My son is in yr 2 and has been playing a lot with another boy in his class, they seem to get on ok but my son gets upset as the other boy does and says things that he does not like. DS either cries and moans to me or just lashes out - he slapped him for laughing and calling him a baby when he had fallen over / been pushed and hurt himself. DS lost his golden time for this. I am not making excuses for his behaviour, but think it may be a bad match? My son tends to focus all of his attention on one child and then gets upset if he is told that he can't play etc.

Trying to encourage other friendships - do you let them find their own friends or help them? not sure if I am interfering too much?? should I just let him get on with it and suffer the consequences?? My mum just told me who to play with - her friends children and this seemed to work OK!! The boys in his year are a real tough bunch and I am finding it hard going. They have been playing tig but just turned it into a way of pushing and winding people up - you missed me etc., so have suggested when tig game starts to go and play with someone else, this seems to be working.

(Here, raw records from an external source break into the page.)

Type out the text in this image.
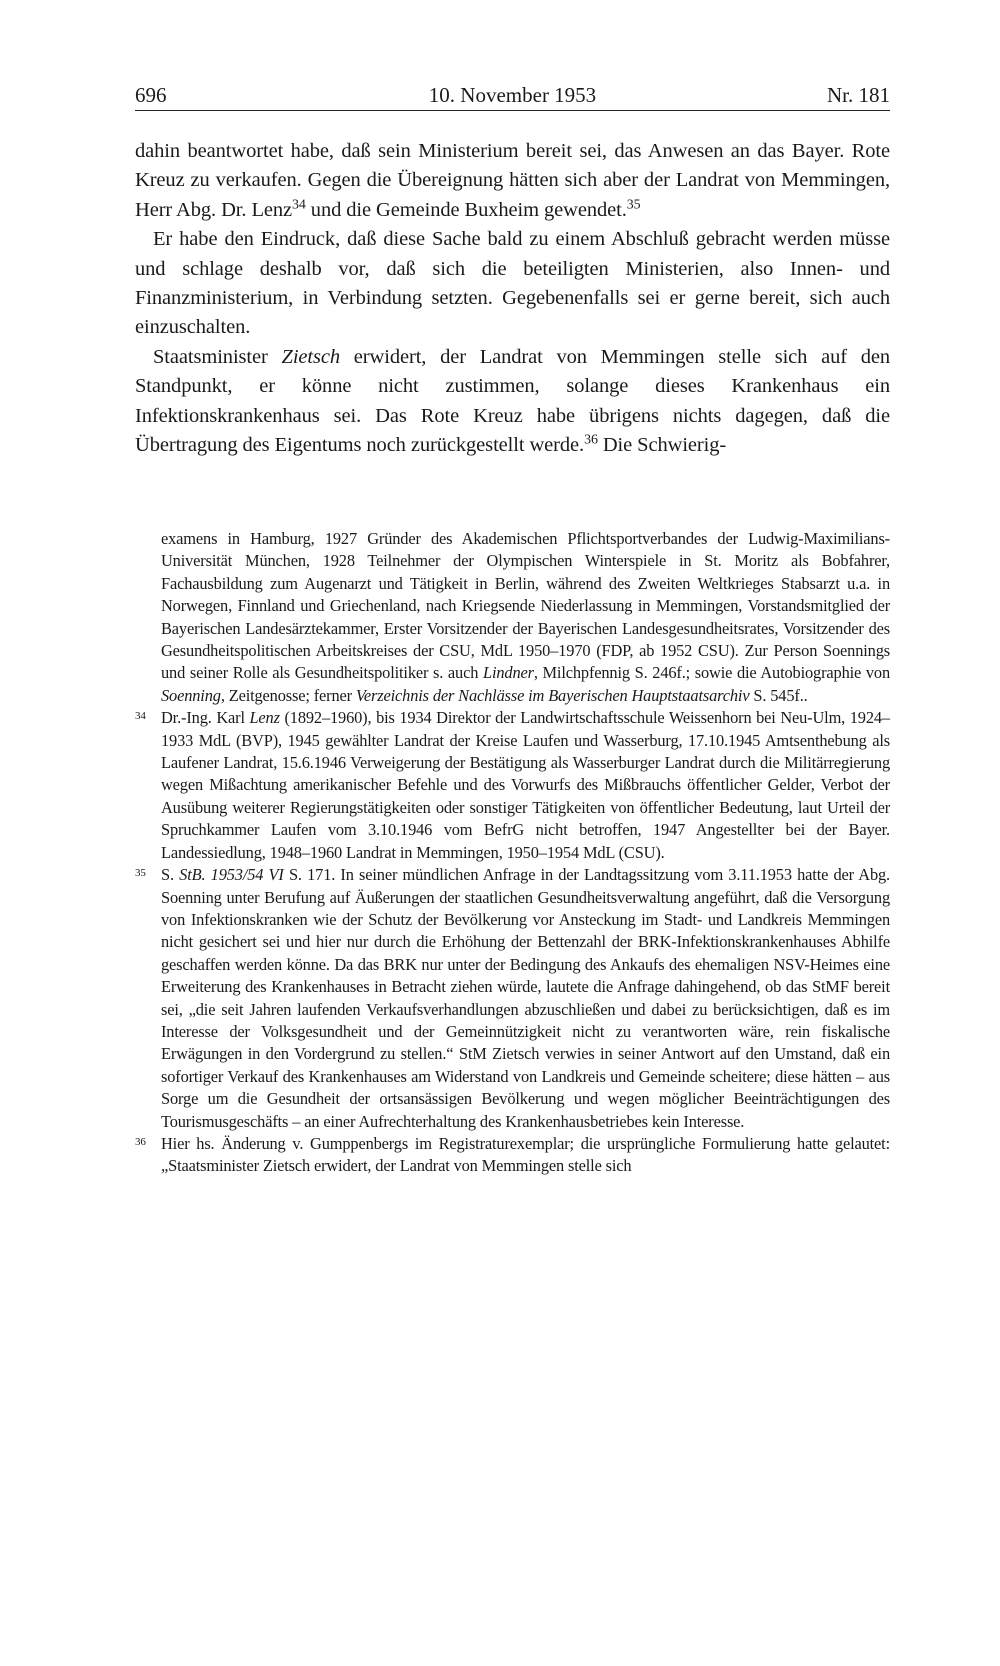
696	10. November 1953	Nr. 181

dahin beantwortet habe, daß sein Ministerium bereit sei, das Anwesen an das Bayer. Rote Kreuz zu verkaufen. Gegen die Übereignung hätten sich aber der Landrat von Memmingen, Herr Abg. Dr. Lenz$^{34}$ und die Gemeinde Buxheim gewendet.$^{35}$

Er habe den Eindruck, daß diese Sache bald zu einem Abschluß gebracht werden müsse und schlage deshalb vor, daß sich die beteiligten Ministerien, also Innen- und Finanzministerium, in Verbindung setzten. Gegebenenfalls sei er gerne bereit, sich auch einzuschalten.

Staatsminister Zietsch erwidert, der Landrat von Memmingen stelle sich auf den Standpunkt, er könne nicht zustimmen, solange dieses Krankenhaus ein Infektionskrankenhaus sei. Das Rote Kreuz habe übrigens nichts dagegen, daß die Übertragung des Eigentums noch zurückgestellt werde.$^{36}$ Die Schwierig-

examens in Hamburg, 1927 Gründer des Akademischen Pflichtsportverbandes der Ludwig-Maximilians-Universität München, 1928 Teilnehmer der Olympischen Winterspiele in St. Moritz als Bobfahrer, Fachausbildung zum Augenarzt und Tätigkeit in Berlin, während des Zweiten Weltkrieges Stabsarzt u.a. in Norwegen, Finnland und Griechenland, nach Kriegsende Niederlassung in Memmingen, Vorstandsmitglied der Bayerischen Landesärztekammer, Erster Vorsitzender der Bayerischen Landesgesundheitsrates, Vorsitzender des Gesundheitspolitischen Arbeitskreises der CSU, MdL 1950–1970 (FDP, ab 1952 CSU). Zur Person Soennings und seiner Rolle als Gesundheitspolitiker s. auch Lindner, Milchpfennig S. 246f.; sowie die Autobiographie von Soenning, Zeitgenosse; ferner Verzeichnis der Nachlässe im Bayerischen Hauptstaatsarchiv S. 545f..

34 Dr.-Ing. Karl Lenz (1892–1960), bis 1934 Direktor der Landwirtschaftsschule Weissenhorn bei Neu-Ulm, 1924–1933 MdL (BVP), 1945 gewählter Landrat der Kreise Laufen und Wasserburg, 17.10.1945 Amtsenthebung als Laufener Landrat, 15.6.1946 Verweigerung der Bestätigung als Wasserburger Landrat durch die Militärregierung wegen Mißachtung amerikanischer Befehle und des Vorwurfs des Mißbrauchs öffentlicher Gelder, Verbot der Ausübung weiterer Regierungstätigkeiten oder sonstiger Tätigkeiten von öffentlicher Bedeutung, laut Urteil der Spruchkammer Laufen vom 3.10.1946 vom BefrG nicht betroffen, 1947 Angestellter bei der Bayer. Landessiedlung, 1948–1960 Landrat in Memmingen, 1950–1954 MdL (CSU).

35 S. StB. 1953/54 VI S. 171. In seiner mündlichen Anfrage in der Landtagssitzung vom 3.11.1953 hatte der Abg. Soenning unter Berufung auf Äußerungen der staatlichen Gesundheitsverwaltung angeführt, daß die Versorgung von Infektionskranken wie der Schutz der Bevölkerung vor Ansteckung im Stadt- und Landkreis Memmingen nicht gesichert sei und hier nur durch die Erhöhung der Bettenzahl der BRK-Infektionskrankenhauses Abhilfe geschaffen werden könne. Da das BRK nur unter der Bedingung des Ankaufs des ehemaligen NSV-Heimes eine Erweiterung des Krankenhauses in Betracht ziehen würde, lautete die Anfrage dahingehend, ob das StMF bereit sei, „die seit Jahren laufenden Verkaufsverhandlungen abzuschließen und dabei zu berücksichtigen, daß es im Interesse der Volksgesundheit und der Gemeinnützigkeit nicht zu verantworten wäre, rein fiskalische Erwägungen in den Vordergrund zu stellen.“ StM Zietsch verwies in seiner Antwort auf den Umstand, daß ein sofortiger Verkauf des Krankenhauses am Widerstand von Landkreis und Gemeinde scheitere; diese hätten – aus Sorge um die Gesundheit der ortsansässigen Bevölkerung und wegen möglicher Beeinträchtigungen des Tourismusgeschäfts – an einer Aufrechterhaltung des Krankenhausbetriebes kein Interesse.

36 Hier hs. Änderung v. Gumppenbergs im Registraturexemplar; die ursprüngliche Formulierung hatte gelautet: „Staatsminister Zietsch erwidert, der Landrat von Memmingen stelle sich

He will be in the juniors from September - will this be worse?? Anyone any experience of boys social groups??

OP posts:
Are your children’s vaccines up to date?
JennyWren · 03/07/2013 14:46

I would (and have) taken the lead in inviting other children home for playdates, so give DD and those children a chance to develop friendships on a 1:1 basis without the 'difficult relationship friend' being a factor. I have also spoken to the class teacher and explained that DD was feeling a little overwhelmed by a particular friendship and that as parents we were keen to encourage other friendships. We asked if the teacher would try to make a point of pairing DD with a variety of children when it was appropriate, not just letting DD default to the usual friend - the teacher was very happy to do that. She was generally in favour of not letting children become too insular in their friendships and of encouraging multiple friendships to flourish - if you speak to your DS's teacher (s)he may well be happy to intervene - this won't be the first time she's been asked about this. My guess would be that if a teacher has the opportunity to help children into easier friendships and in doing so reduce the potential for behaviour flare-ups, AND has parental support in doing so, they would probably be very happy to go down that route.